I find myself nodding my head along to the beat and just letting the wall of sound push into my chest. The build up is perfect, and I find myself in marvel at the lyrical topic. Just as the song ends the next (“Empty Like The Ocean”) hits you with the opening line, “make my body motion” and the beat pounds through you like that of song playing a late night club where girls and guys grind away to the latest dance craze. “Dance until the sweat forms on your face, it won’t take long to flush the poisons,” you’ll find truth in the words as you try and force your body to stop dancing on the inside. Give it up, let the music take control. It’s about at this point in the song you realize exactly how potent music can be. The next track (“Nothing is Ever What It Seems”) begins in almost a Brand New style before hitting a chorus that can only be described as patented Midtown. The track ends before going into an “interlude” instrumental. I’ll be honest; in my opinion, it’s one of the better interlude songs I’ve heard in the past year, the beat is perfect, the instruments tight and compact, I dare you not to get lost. The instrumentals fade into a solo piano, playing a simple yet beautiful melody. The vocals pick up with a soprano tone, high yet gorgeous and you have to marvel at just how good he sounds. Filling this slow to mid tempo song (“Waiting for the News”) are the lyrics, “even though we sleep together, we’re alone” – and I would go so far as to venture that this is one of my favorite songs of all time. I think the lyrics are genius, the 3 part harmonies remarkable, and the song stunning. It’s how I would want a song to sound if I ever recorded one. The beauty of it all is that the next song (“Until it Kills”) picks up almost exactly where the last ended. It’s an acoustic sort of song, mellow and soft, yet packing the undeniable three vocals and rock. In a song like this you realize that the band truly set out to create an album they were happy with, and sat down to craft songs they loved, and that they made the album as much for themselves as for the general public.
I’m not sure if they knew what they were doing when they made this album, but they somehow produced one of the tightest collections of songs I’ve had the blessing to listen to in recent years. I honestly believe that every single person that takes the time to sit down and listen to this album, with an open mind, will find something that they love in it. Regardless of musical taste and regardless of grudges if you step out of your close minded musical box – I think you’ll love this album. The next track (“Help Me Sleep”) is straight up rock and roll with a Foo Fighters taste to it, the next (“Manhattan”) reminds me of Brand New’s “Tautou” with its infectious lullaby. And the final track is about as close to the “last album” Midtown sound as you will find on this album, minus the trance like state the disc literally ends in.
Did Midtown achieve the goals they set out to? I’m not quite sure. I know they wanted to make an album for themselves, and to make something they loved and without the usual pressures.
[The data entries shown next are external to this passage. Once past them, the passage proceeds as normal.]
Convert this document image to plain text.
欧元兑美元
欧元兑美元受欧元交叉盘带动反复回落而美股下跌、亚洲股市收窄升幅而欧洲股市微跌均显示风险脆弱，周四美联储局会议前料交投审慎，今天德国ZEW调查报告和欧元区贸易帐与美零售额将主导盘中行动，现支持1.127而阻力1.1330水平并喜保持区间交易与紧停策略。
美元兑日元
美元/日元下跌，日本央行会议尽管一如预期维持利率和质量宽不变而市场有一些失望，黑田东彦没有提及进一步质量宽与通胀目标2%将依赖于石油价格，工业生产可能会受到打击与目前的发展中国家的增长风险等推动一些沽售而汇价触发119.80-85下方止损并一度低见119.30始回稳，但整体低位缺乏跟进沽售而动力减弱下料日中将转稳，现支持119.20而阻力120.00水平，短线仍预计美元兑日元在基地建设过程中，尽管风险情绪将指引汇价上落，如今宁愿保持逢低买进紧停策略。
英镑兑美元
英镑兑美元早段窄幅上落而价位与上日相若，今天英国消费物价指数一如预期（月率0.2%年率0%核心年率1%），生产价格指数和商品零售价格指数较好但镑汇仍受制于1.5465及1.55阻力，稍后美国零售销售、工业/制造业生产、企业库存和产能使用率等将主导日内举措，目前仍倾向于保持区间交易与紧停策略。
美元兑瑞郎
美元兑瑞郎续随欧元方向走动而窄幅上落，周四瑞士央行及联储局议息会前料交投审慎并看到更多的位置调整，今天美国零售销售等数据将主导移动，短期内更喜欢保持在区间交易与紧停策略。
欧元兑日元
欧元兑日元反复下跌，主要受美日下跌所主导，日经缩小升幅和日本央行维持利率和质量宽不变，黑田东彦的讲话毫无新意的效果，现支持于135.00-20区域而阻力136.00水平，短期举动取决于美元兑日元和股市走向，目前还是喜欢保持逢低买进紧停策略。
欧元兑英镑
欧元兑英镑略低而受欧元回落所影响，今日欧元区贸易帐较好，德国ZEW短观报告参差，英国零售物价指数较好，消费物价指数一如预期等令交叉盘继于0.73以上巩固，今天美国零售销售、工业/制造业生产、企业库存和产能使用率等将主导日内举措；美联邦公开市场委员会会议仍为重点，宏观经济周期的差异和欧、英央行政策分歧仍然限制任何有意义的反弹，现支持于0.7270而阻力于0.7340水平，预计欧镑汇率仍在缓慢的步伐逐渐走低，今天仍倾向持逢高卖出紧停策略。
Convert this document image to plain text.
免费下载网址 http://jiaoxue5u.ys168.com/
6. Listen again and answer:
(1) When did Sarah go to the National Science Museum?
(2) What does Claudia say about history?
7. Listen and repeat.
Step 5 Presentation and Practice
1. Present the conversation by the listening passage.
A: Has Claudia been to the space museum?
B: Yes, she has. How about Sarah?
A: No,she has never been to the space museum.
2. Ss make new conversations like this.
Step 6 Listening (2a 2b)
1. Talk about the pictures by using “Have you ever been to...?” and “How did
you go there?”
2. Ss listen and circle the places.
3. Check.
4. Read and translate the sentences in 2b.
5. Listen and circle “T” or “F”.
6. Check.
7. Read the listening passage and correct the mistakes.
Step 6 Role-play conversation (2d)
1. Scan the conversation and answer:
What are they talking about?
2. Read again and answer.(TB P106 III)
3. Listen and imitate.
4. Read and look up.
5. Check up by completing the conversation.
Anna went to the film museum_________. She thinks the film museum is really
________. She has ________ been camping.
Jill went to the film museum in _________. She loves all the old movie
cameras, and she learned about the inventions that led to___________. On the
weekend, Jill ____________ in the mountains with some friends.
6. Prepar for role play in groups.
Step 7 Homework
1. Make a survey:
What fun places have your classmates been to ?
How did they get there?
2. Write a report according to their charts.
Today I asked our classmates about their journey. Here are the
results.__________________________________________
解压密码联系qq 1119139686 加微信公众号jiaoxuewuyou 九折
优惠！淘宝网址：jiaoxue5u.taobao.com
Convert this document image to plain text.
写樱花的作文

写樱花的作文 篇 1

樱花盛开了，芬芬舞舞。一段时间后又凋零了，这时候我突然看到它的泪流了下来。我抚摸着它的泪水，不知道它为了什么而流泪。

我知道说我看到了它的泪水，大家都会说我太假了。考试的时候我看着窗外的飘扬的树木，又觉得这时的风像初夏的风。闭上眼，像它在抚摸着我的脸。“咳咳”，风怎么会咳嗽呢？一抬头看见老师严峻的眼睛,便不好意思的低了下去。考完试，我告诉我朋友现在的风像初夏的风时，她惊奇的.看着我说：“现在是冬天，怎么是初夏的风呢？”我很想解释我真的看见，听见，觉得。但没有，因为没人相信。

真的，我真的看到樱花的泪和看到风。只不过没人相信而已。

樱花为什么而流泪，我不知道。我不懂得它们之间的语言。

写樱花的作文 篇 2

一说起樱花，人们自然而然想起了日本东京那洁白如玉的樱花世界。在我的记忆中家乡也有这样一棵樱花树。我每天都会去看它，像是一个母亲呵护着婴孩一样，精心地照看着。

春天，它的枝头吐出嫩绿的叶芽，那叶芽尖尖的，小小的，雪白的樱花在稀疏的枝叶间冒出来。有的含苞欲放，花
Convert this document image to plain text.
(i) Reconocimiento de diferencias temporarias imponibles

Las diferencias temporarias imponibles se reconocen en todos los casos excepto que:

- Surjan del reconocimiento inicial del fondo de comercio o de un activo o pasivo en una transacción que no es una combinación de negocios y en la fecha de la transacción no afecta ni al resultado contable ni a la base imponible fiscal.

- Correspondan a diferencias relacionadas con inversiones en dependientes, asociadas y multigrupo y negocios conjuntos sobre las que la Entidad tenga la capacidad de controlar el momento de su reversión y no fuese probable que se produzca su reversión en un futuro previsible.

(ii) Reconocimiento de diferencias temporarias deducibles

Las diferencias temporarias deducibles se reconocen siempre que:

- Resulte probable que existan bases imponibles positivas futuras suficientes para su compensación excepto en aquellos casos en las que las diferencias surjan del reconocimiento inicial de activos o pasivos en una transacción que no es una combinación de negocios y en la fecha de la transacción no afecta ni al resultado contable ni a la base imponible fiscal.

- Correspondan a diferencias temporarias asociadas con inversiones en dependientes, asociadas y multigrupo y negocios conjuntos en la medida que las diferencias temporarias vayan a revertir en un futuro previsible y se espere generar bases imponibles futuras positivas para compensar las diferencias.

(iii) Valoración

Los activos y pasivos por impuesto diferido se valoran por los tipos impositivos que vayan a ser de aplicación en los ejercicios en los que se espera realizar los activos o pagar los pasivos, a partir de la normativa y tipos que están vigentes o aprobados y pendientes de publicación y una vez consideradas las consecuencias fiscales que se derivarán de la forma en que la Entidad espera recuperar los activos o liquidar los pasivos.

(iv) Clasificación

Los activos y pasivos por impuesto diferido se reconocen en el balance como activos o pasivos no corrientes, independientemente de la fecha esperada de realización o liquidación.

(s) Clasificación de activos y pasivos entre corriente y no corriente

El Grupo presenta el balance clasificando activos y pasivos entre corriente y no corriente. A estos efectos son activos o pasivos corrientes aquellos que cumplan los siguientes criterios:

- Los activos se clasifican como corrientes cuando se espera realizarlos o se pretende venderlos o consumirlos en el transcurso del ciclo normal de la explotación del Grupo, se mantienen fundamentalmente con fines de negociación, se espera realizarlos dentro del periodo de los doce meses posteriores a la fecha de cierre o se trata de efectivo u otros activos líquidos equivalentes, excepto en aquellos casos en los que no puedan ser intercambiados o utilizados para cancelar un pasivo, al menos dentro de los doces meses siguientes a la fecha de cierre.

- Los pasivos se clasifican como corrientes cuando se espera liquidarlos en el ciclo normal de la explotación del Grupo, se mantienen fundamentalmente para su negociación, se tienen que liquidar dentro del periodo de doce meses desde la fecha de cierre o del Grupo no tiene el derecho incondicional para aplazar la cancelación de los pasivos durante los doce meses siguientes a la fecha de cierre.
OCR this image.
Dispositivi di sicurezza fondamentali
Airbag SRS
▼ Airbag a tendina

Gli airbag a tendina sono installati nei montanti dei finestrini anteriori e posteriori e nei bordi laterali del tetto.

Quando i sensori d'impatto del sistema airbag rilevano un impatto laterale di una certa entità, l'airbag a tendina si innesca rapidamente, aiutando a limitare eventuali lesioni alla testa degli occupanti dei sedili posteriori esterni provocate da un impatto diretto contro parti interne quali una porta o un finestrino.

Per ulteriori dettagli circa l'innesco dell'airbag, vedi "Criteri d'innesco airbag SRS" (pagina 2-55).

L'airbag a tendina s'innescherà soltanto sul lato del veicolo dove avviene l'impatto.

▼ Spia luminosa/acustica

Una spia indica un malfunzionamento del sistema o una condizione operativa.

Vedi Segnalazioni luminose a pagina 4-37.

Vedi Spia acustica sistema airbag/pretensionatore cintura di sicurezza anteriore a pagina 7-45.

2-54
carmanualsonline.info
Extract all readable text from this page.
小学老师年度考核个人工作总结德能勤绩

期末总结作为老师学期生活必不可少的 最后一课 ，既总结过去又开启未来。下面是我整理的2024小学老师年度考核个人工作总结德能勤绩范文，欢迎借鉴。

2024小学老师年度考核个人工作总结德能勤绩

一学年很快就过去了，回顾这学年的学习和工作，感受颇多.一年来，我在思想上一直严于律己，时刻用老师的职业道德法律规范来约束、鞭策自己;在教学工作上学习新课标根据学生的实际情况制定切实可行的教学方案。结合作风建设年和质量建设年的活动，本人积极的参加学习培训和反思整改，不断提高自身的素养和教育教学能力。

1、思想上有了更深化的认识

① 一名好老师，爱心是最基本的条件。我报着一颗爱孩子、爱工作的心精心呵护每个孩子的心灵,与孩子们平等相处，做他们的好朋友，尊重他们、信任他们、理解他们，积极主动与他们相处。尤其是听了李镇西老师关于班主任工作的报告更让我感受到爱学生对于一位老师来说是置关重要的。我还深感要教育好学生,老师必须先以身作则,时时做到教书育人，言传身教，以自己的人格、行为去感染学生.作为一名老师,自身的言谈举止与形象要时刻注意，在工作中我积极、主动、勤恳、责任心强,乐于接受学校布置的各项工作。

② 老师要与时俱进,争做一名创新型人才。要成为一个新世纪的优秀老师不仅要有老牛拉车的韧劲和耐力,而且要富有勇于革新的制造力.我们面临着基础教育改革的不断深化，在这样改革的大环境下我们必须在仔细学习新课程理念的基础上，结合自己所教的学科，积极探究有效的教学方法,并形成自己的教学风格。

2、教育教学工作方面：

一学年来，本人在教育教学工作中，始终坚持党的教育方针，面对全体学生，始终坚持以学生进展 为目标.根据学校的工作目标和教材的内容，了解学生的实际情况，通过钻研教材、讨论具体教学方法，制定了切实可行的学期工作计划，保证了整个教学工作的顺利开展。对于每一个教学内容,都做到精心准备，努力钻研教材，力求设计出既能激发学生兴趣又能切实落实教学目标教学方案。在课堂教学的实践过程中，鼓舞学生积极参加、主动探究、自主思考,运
I know that this album caused every record label in existence to start perking up. I know this album is without a doubt, after 30 listens, one of my favorite albums of the year. This album opened my eyes to dreams, and above all, in a scene currently dominated by screaming bands and fashion statements, it reminded me what it was like to really, really, rock. Be warned, this album may not have been written to be a huge hit — but it should, and most certainly can be.